To shift toward a more customer-centric approach, we embarked on a journey to define, map, measure, and test end-to-end customer journeys. These journeys spanned multiple personas, including customers, merchants, and even internal colleagues. With this approach, the focus shifted from the success of an application to the success of the entire customer journey.

Our path to customer journey-oriented resiliency:

Define: We started by identifying a set of critical customer journeys across the company, defined as intents, such as “I want to pay my bill” or “I want to apply for a card product.” We then further split these journeys into tiers of criticality to allow us to set availability targets accordingly.
Map: This step was crucial to the overall accuracy and effectiveness of our journey approach and involved mapping each customer journey to the underlying applications, databases, third party systems and other system components that support it. These detailed journey topologies helped identify dependencies, risks, key internal stakeholders, and single points of failure, while also enabling better correlation of incidents and allowing us to detect issues before they impacted customers.
Measure: Availability reporting became the cornerstone of our customer journey-centric approach. To ensure accurate end-to-end measurement, we adopted an enterprise-wide logging framework and standard telemetry to enable traceability and transaction correlation across systems.

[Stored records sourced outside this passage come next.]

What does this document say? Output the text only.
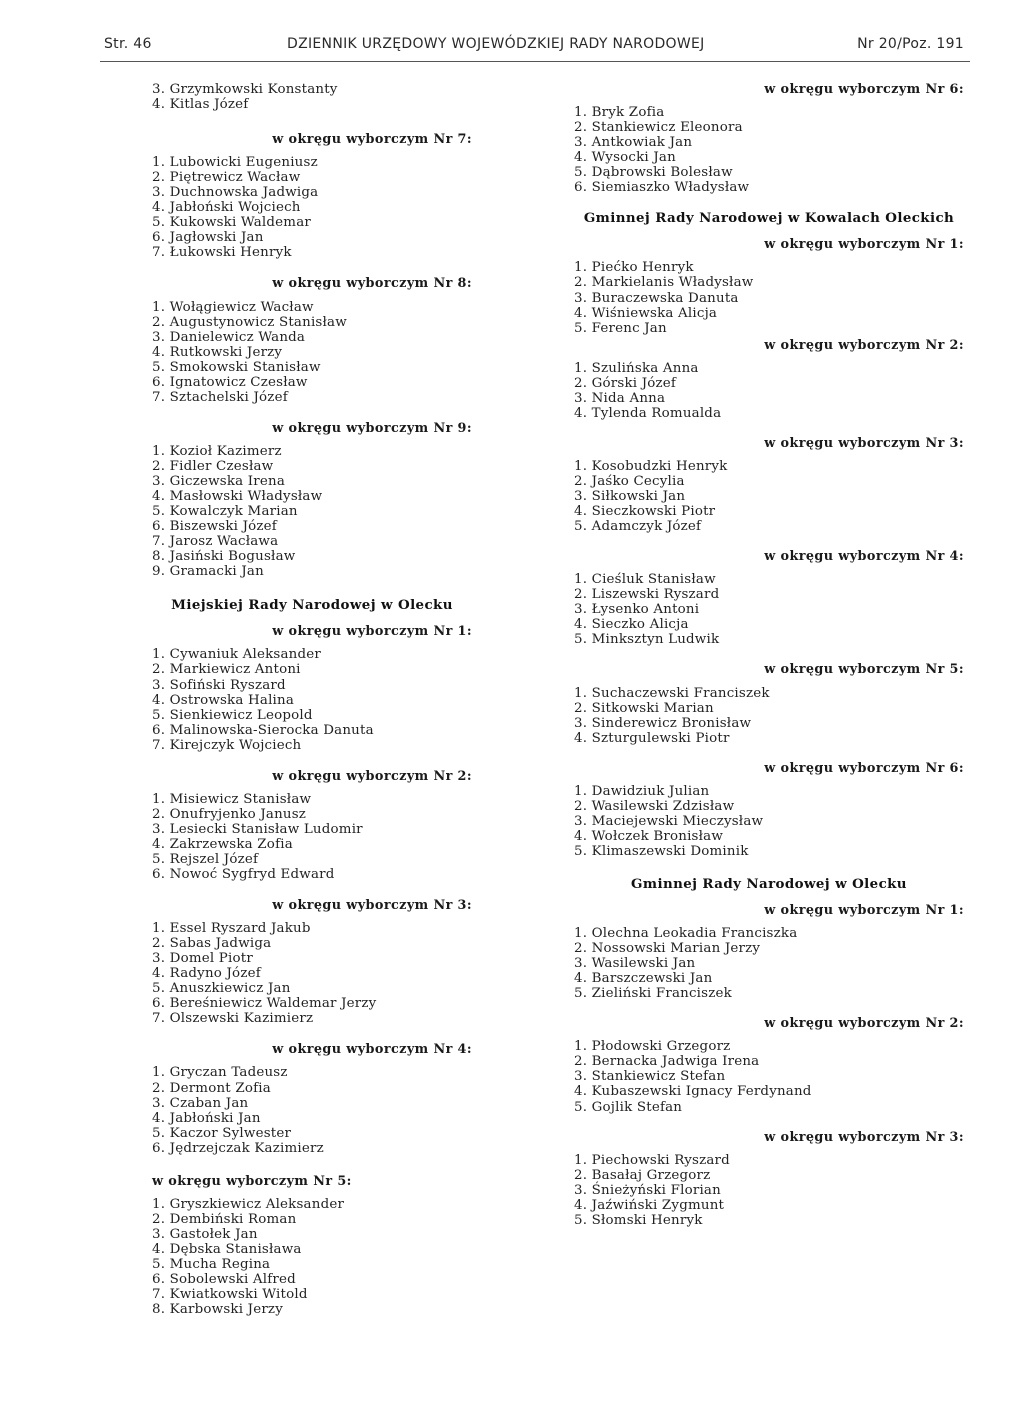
Str. 46	DZIENNIK URZĘDOWY WOJEWÓDZKIEJ RADY NARODOWEJ	Nr 20/Poz. 191
3. Grzymkowski Konstanty
4. Kitlas Józef
w okręgu wyborczym Nr 7:
1. Lubowicki Eugeniusz
2. Piętrewicz Wacław
3. Duchnowska Jadwiga
4. Jabłoński Wojciech
5. Kukowski Waldemar
6. Jagłowski Jan
7. Łukowski Henryk
w okręgu wyborczym Nr 8:
1. Wołągiewicz Wacław
2. Augustynowicz Stanisław
3. Danielewicz Wanda
4. Rutkowski Jerzy
5. Smokowski Stanisław
6. Ignatowicz Czesław
7. Sztachelski Józef
w okręgu wyborczym Nr 9:
1. Kozioł Kazimerz
2. Fidler Czesław
3. Giczewska Irena
4. Masłowski Władysław
5. Kowalczyk Marian
6. Biszewski Józef
7. Jarosz Wacława
8. Jasiński Bogusław
9. Gramacki Jan
Miejskiej Rady Narodowej w Olecku
w okręgu wyborczym Nr 1:
1. Cywaniuk Aleksander
2. Markiewicz Antoni
3. Sofiński Ryszard
4. Ostrowska Halina
5. Sienkiewicz Leopold
6. Malinowska-Sierocka Danuta
7. Kirejczyk Wojciech
w okręgu wyborczym Nr 2:
1. Misiewicz Stanisław
2. Onufryjenko Janusz
3. Lesiecki Stanisław Ludomir
4. Zakrzewska Zofia
5. Rejszel Józef
6. Nowoć Sygfryd Edward
w okręgu wyborczym Nr 3:
1. Essel Ryszard Jakub
2. Sabas Jadwiga
3. Domel Piotr
4. Radyno Józef
5. Anuszkiewicz Jan
6. Bereśniewicz Waldemar Jerzy
7. Olszewski Kazimierz
w okręgu wyborczym Nr 4:
1. Gryczan Tadeusz
2. Dermont Zofia
3. Czaban Jan
4. Jabłoński Jan
5. Kaczor Sylwester
6. Jędrzejczak Kazimierz
w okręgu wyborczym Nr 5:
1. Gryszkiewicz Aleksander
2. Dembiński Roman
3. Gastołek Jan
4. Dębska Stanisława
5. Mucha Regina
6. Sobolewski Alfred
7. Kwiatkowski Witold
8. Karbowski Jerzy
w okręgu wyborczym Nr 6:
1. Bryk Zofia
2. Stankiewicz Eleonora
3. Antkowiak Jan
4. Wysocki Jan
5. Dąbrowski Bolesław
6. Siemiaszko Władysław
Gminnej Rady Narodowej w Kowalach Oleckich
w okręgu wyborczym Nr 1:
1. Piećko Henryk
2. Markielanis Władysław
3. Buraczewska Danuta
4. Wiśniewska Alicja
5. Ferenc Jan
w okręgu wyborczym Nr 2:
1. Szulińska Anna
2. Górski Józef
3. Nida Anna
4. Tylenda Romualda
w okręgu wyborczym Nr 3:
1. Kosobudzki Henryk
2. Jaśko Cecylia
3. Siłkowski Jan
4. Sieczkowski Piotr
5. Adamczyk Józef
w okręgu wyborczym Nr 4:
1. Cieśluk Stanisław
2. Liszewski Ryszard
3. Łysenko Antoni
4. Sieczko Alicja
5. Minksztyn Ludwik
w okręgu wyborczym Nr 5:
1. Suchaczewski Franciszek
2. Sitkowski Marian
3. Sinderewicz Bronisław
4. Szturgulewski Piotr
w okręgu wyborczym Nr 6:
1. Dawidziuk Julian
2. Wasilewski Zdzisław
3. Maciejewski Mieczysław
4. Wołczek Bronisław
5. Klimaszewski Dominik
Gminnej Rady Narodowej w Olecku
w okręgu wyborczym Nr 1:
1. Olechna Leokadia Franciszka
2. Nossowski Marian Jerzy
3. Wasilewski Jan
4. Barszczewski Jan
5. Zieliński Franciszek
w okręgu wyborczym Nr 2:
1. Płodowski Grzegorz
2. Bernacka Jadwiga Irena
3. Stankiewicz Stefan
4. Kubaszewski Ignacy Ferdynand
5. Gojlik Stefan
w okręgu wyborczym Nr 3:
1. Piechowski Ryszard
2. Basałaj Grzegorz
3. Śnieżyński Florian
4. Jaźwiński Zygmunt
5. Słomski Henryk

This new monitoring allows us to observe attempted transactions, out-of-pattern traffic volumes, and business exceptions, which enables us to more quickly identify potential customer impacts that might otherwise go unnoticed through regular down-time monitoring approaches.
Test: While testing individual system failover was already a standard practice in our Disaster Recovery program, we expanded this requirement to test all systems linked to a single customer journey at the same time. These end-to-end tests involve failing over entire journeys, often comprised of dozens of interconnected systems, for multiple days. These exercises provide valuable insights into system resiliency, allowing us to uncover bottlenecks, hidden dependencies, and system latency that may not have been uncovered through isolated failover testing. By mimicking real-world scenarios, we are able to test whether an entire customer journey can withstand unexpected disruptions.

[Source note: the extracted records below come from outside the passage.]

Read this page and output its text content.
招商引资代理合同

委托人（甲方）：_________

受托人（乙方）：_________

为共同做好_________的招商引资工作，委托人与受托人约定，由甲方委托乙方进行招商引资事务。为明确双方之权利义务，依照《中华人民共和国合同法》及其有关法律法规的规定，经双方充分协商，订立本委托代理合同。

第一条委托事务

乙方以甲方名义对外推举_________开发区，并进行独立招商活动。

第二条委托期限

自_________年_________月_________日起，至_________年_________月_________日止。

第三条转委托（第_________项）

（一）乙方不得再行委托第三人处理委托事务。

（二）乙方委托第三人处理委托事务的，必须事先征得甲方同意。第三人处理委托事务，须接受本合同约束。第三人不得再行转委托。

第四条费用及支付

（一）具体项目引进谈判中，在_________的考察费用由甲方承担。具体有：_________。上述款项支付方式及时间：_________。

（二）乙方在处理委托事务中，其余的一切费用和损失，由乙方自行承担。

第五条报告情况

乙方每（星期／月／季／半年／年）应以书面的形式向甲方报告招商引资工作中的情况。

In making changes to support this customer-centric approach, it was critical to ensure that we brought stakeholders together from across the organization to support the program. We needed both top level leadership support as well as widespread buy-in from development and support teams, and we achieved this through constant collaboration and intentional expansion of customer journeys. What started with a handful of critical customer journeys has now expanded to over 65 journeys spanning every line of business.

In addition to achieving continuous year-over-year improvements to our customer journey availability, one of the most positive outcomes to this program was the cultural shift of bringing end-to-end teams together, creating shared goals, and driving value collectively. This cross-functional approach enabled best practice sharing, streamlined communication, and strengthened our overall resiliency posture beyond our defined journeys and into how we build and develop software every day.